We're going to see as we go through the book of Galatians that legalism keeps you a baby. Legalism keeps you in bondage; legalism robs you of your wealth; legalism ties your feet so you can't run and make progress.

We're going to see that grace doesn't make you a baby. Grace lifts you to being an adult. Grace sets you free so you can become all that you can become in Christ. To me, the greatest thrill in the Christian life is the joy of becoming. We've never arrived. Paul said, I've not yet attained. I haven't reached that goal yet. I'm still going on.

But as many as received him, Jesus, to them gave he the power to become. That's what it means to be saved. God gives to you salvation. He sets you free. Now, he says, I want you to become all that I want you to become.

That includes changing personality by changing character. It means changing destiny, it means changing activity, it means changing values. Oh, it's a beautiful thing! Just to grow and grow in the sunshine and the love of the grace of God.

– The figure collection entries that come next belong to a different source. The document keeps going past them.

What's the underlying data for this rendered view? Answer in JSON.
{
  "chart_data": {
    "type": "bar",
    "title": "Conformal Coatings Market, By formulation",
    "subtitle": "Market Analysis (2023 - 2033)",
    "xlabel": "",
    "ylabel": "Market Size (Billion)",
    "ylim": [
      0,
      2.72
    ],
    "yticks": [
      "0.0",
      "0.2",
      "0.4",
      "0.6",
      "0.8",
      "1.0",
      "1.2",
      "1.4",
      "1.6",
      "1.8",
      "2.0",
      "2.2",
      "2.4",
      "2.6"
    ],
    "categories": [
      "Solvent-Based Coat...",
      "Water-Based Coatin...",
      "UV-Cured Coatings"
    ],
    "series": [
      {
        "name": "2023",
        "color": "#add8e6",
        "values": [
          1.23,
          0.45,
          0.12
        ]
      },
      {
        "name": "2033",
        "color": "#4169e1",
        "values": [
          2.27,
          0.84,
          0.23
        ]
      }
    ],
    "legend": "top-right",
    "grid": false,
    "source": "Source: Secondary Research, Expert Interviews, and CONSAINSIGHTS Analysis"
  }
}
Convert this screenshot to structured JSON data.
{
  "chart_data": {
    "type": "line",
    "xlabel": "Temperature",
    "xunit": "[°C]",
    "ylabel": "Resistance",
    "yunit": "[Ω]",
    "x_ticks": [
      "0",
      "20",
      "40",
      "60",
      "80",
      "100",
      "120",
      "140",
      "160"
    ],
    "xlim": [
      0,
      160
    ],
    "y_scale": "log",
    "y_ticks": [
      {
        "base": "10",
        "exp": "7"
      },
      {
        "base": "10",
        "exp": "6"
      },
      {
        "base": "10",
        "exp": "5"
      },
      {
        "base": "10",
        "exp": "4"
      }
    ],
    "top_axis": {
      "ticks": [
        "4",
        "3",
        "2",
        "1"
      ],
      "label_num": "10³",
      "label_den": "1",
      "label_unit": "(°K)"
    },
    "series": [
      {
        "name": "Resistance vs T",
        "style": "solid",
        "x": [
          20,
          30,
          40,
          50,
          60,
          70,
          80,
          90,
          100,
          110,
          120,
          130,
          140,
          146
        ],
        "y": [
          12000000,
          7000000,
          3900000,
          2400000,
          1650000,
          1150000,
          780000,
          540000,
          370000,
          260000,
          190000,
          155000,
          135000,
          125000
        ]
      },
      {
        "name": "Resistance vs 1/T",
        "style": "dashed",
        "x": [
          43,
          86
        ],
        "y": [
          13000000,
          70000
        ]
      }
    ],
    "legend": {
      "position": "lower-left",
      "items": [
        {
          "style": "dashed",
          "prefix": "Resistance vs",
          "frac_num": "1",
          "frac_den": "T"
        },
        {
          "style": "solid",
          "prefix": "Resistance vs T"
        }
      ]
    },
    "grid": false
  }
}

Some people are afraid of freedom. I read about a man who had been in prison for so long, when they turned him loose, he said, Please put me back, I can't stand it. Some Christians are this way. They've got to have someone tell them what to do and where to go, and what's right and what's wrong. They're afraid of freedom.

Don't be afraid of freedom. When you got saved, God set you free! Now live in that freedom to the glory of God.

Some of you have never been set free. I think I may speak to some here tonight, and you've never trusted Christ, and you've never been set free. I would plead with you tonight to come and be set free.

Christian friend of mine, if you're trying to live by rules and regulations, that won't work. You've got to live by the grace of God. Let him bring out from you all that you can be. You're free from the bondage and penalty of sin. Marvelous! You're free from this present evil age that wants to put pressure against us. Wonderful! Set free from man, the fear of man. Living to please God and living for his approval. And set free to become all that you can become. Free from the past. What a glorious thing it is to experience the grace of God.

Thank you, Father, for this marvelous freedom. We realize that Jesus had to come and be bound and treated like a criminal and die under the curse of the law that we might be free.

And we would say, thank you, Father. Thank you that he paid the price to make us free. And I pray now that we will experience this freedom, enjoy this freedom, enlarge this freedom.

Oh, God, give to us that beautiful joy that comes with the liberty we have in Christ. And may our liberty help others to grow. Thank you, Father, for the wonderful grace of Jesus. Help someone here tonight experience that. I pray in Jesus' name. Amen.